# Tubing Damage, or.... ?



## cyclophile (Jul 18, 2004)

Hi all,

I'm building up a Colnago frame that I got on eBay (it's the one that I was trying to identify, over on the "classic" forum). When I was first cleaning it up I noticed some "irregularities" in the top tube. I didn't think all that much of it, but over time, with more exposure to the bike (and more invested in parts), I've started worrying that it's indicitive of a problem.

Compulsive that I am, I spent about a half-hour in the garage tonight with the lights off, trying to capture these irregularities to show to the group and to get opinions. I fear that the bike has been wrecked, or is rusting under the paint, or some other disaster. But maybe (hopefully) it's just an irregular tube.

Note that the forks appear to be original to the bike (they have matching Art Decor paint) and show no damage, so that makes me doubt a wreck. However, I suppose the fork could have been replaced, and the bike repainted. But it seems that if it had been damaged significantly, it wouldn't be worth the new fork and repaint.

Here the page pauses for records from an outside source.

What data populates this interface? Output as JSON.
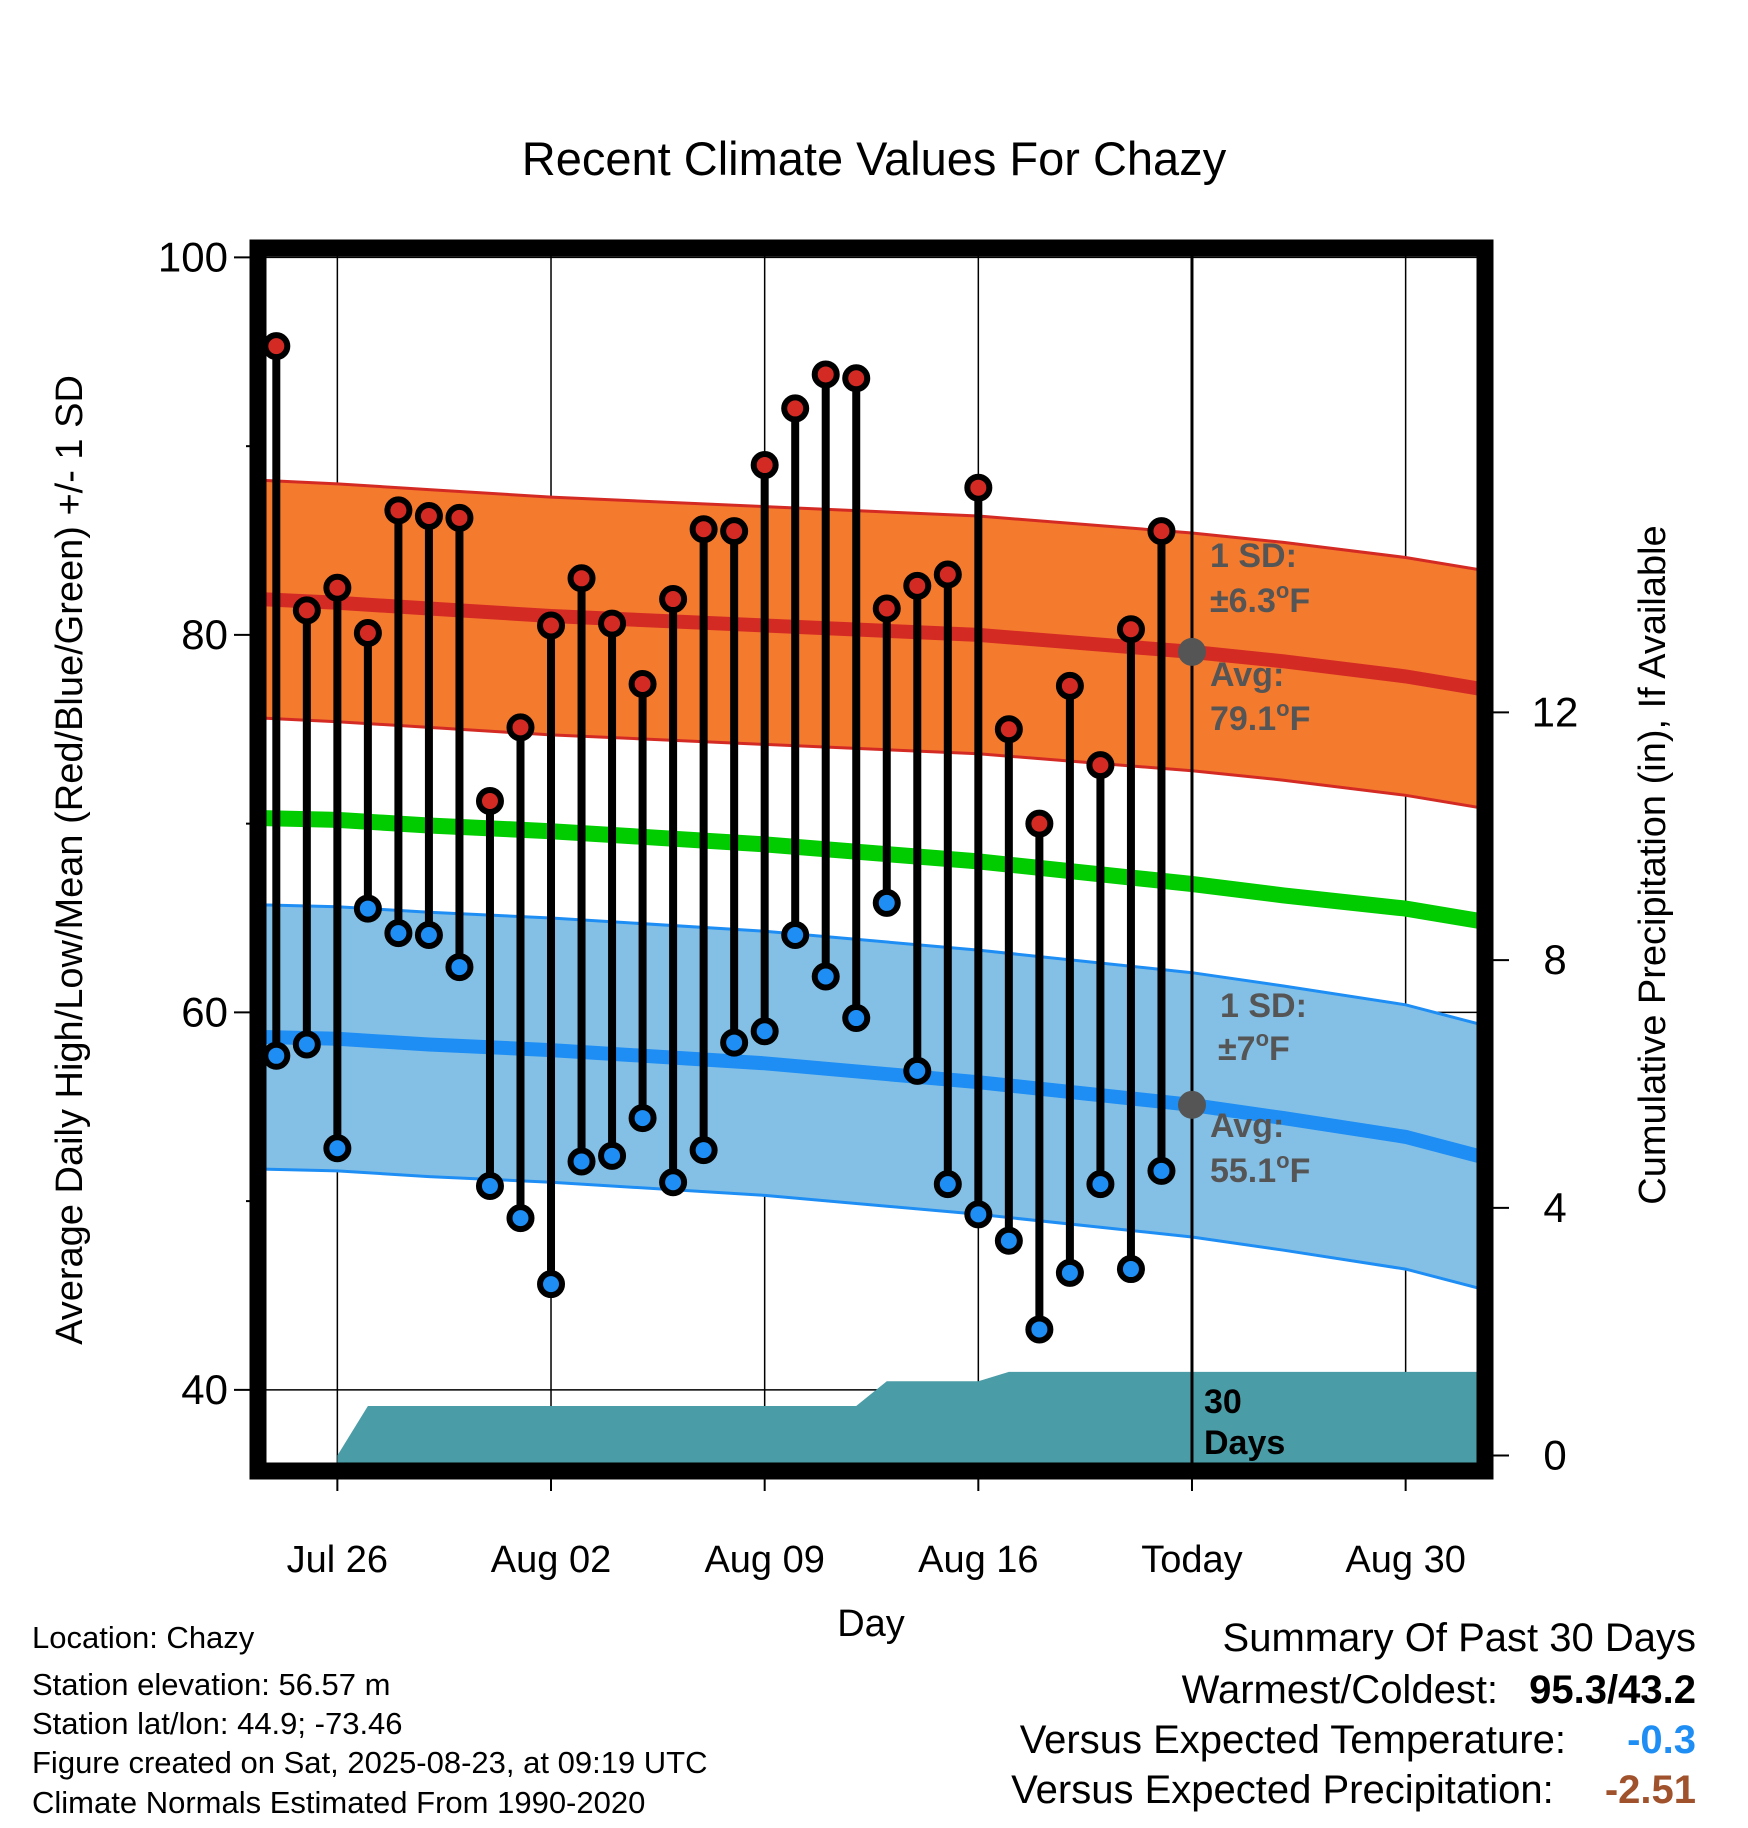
{
  "title": "Recent Climate Values For Chazy",
  "footer": {
    "location": "Location: Chazy",
    "elevation": "Station elevation: 56.57 m",
    "latlon": "Station lat/lon: 44.9; -73.46",
    "created": "Figure created on Sat, 2025-08-23, at 09:19 UTC",
    "normals": "Climate Normals Estimated From 1990-2020"
  },
  "summary": {
    "heading": "Summary Of Past 30 Days",
    "warmest_label": "Warmest/Coldest:",
    "warmest_value": "95.3/43.2",
    "temp_label": "Versus Expected Temperature:",
    "temp_value": "-0.3",
    "precip_label": "Versus Expected Precipitation:",
    "precip_value": "-2.51"
  },
  "chart_data": {
    "type": "line",
    "xlabel": "Day",
    "ylabel": "Average Daily High/Low/Mean (Red/Blue/Green) +/- 1 SD",
    "y2label": "Cumulative Precipitation (in), If Available",
    "ylim": [
      35.7,
      100.5
    ],
    "y2lim": [
      -0.25,
      19.5
    ],
    "xlim": [
      -2.6,
      37.6
    ],
    "y_ticks": [
      40,
      60,
      80,
      100
    ],
    "y_minor_ticks": [
      50,
      70,
      90
    ],
    "y2_ticks": [
      0,
      4,
      8,
      12
    ],
    "x_ticks": [
      {
        "day": 0,
        "label": "Jul 26"
      },
      {
        "day": 7,
        "label": "Aug 02"
      },
      {
        "day": 14,
        "label": "Aug 09"
      },
      {
        "day": 21,
        "label": "Aug 16"
      },
      {
        "day": 28,
        "label": "Today"
      },
      {
        "day": 35,
        "label": "Aug 30"
      }
    ],
    "today_day": 28,
    "grid": true,
    "colors": {
      "high_band": "#f47a2e",
      "high_line": "#d42a24",
      "mean_line": "#00cc00",
      "low_band": "#84c0e6",
      "low_line": "#1e8ef4",
      "precip": "#4a9ca6",
      "marker_high": "#d42a24",
      "marker_low": "#1e8ef4",
      "today_marker": "#555555",
      "annotation": "#555555"
    },
    "normal_days": [
      -2.6,
      0,
      3,
      7,
      14,
      21,
      28,
      31,
      35,
      37.6
    ],
    "normal_high": [
      81.9,
      81.7,
      81.4,
      81.0,
      80.5,
      80.0,
      79.1,
      78.6,
      77.8,
      77.1
    ],
    "normal_high_sd": 6.3,
    "normal_mean": [
      70.3,
      70.2,
      69.9,
      69.6,
      68.9,
      68.0,
      66.8,
      66.2,
      65.5,
      64.8
    ],
    "normal_low": [
      58.7,
      58.6,
      58.3,
      58.0,
      57.3,
      56.3,
      55.1,
      54.4,
      53.4,
      52.3
    ],
    "normal_low_sd": 7.0,
    "annotations": {
      "high_sd": "1 SD:",
      "high_sd_value": "±6.3",
      "high_avg": "Avg:",
      "high_avg_value": "79.1",
      "low_sd": "1 SD:",
      "low_sd_value": "±7",
      "low_avg": "Avg:",
      "low_avg_value": "55.1",
      "unit_deg": "o",
      "unit_F": "F",
      "days_count": "30",
      "days_word": "Days"
    },
    "daily": [
      {
        "day": -2,
        "high": 95.3,
        "low": 57.7
      },
      {
        "day": -1,
        "high": 81.3,
        "low": 58.3
      },
      {
        "day": 0,
        "high": 82.5,
        "low": 52.8
      },
      {
        "day": 1,
        "high": 80.1,
        "low": 65.5
      },
      {
        "day": 2,
        "high": 86.6,
        "low": 64.2
      },
      {
        "day": 3,
        "high": 86.3,
        "low": 64.1
      },
      {
        "day": 4,
        "high": 86.2,
        "low": 62.4
      },
      {
        "day": 5,
        "high": 71.2,
        "low": 50.8
      },
      {
        "day": 6,
        "high": 75.1,
        "low": 49.1
      },
      {
        "day": 7,
        "high": 80.5,
        "low": 45.6
      },
      {
        "day": 8,
        "high": 83.0,
        "low": 52.1
      },
      {
        "day": 9,
        "high": 80.6,
        "low": 52.4
      },
      {
        "day": 10,
        "high": 77.4,
        "low": 54.4
      },
      {
        "day": 11,
        "high": 81.9,
        "low": 51.0
      },
      {
        "day": 12,
        "high": 85.6,
        "low": 52.7
      },
      {
        "day": 13,
        "high": 85.5,
        "low": 58.4
      },
      {
        "day": 14,
        "high": 89.0,
        "low": 59.0
      },
      {
        "day": 15,
        "high": 92.0,
        "low": 64.1
      },
      {
        "day": 16,
        "high": 93.8,
        "low": 61.9
      },
      {
        "day": 17,
        "high": 93.6,
        "low": 59.7
      },
      {
        "day": 18,
        "high": 81.4,
        "low": 65.8
      },
      {
        "day": 19,
        "high": 82.6,
        "low": 56.9
      },
      {
        "day": 20,
        "high": 83.2,
        "low": 50.9
      },
      {
        "day": 21,
        "high": 87.8,
        "low": 49.3
      },
      {
        "day": 22,
        "high": 75.0,
        "low": 47.9
      },
      {
        "day": 23,
        "high": 70.0,
        "low": 43.2
      },
      {
        "day": 24,
        "high": 77.3,
        "low": 46.2
      },
      {
        "day": 25,
        "high": 73.1,
        "low": 50.9
      },
      {
        "day": 26,
        "high": 80.3,
        "low": 46.4
      },
      {
        "day": 27,
        "high": 85.5,
        "low": 51.6
      }
    ],
    "precip_cumulative": {
      "days": [
        0,
        1,
        17,
        18,
        21,
        22,
        37.6
      ],
      "values": [
        0,
        0.8,
        0.8,
        1.2,
        1.2,
        1.35,
        1.35
      ]
    }
  }
}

This bike continues to be a mystery. Thanks in advance for any insights you may have.


----------



## cyclophile (Jul 18, 2004)

*Also...*

I guess I should also mention that the top tube irregularities roughly correspond to the housing inlet/outlet holes. Do they put any sort of guides into top tubes designed this way?

Another thing to note is that I took the photos under "special" conditions. It was dark in the garage and I used a flashlight at a very shallow angle to bring out the irregularities. they're pretty subtle in normal lighting.


----------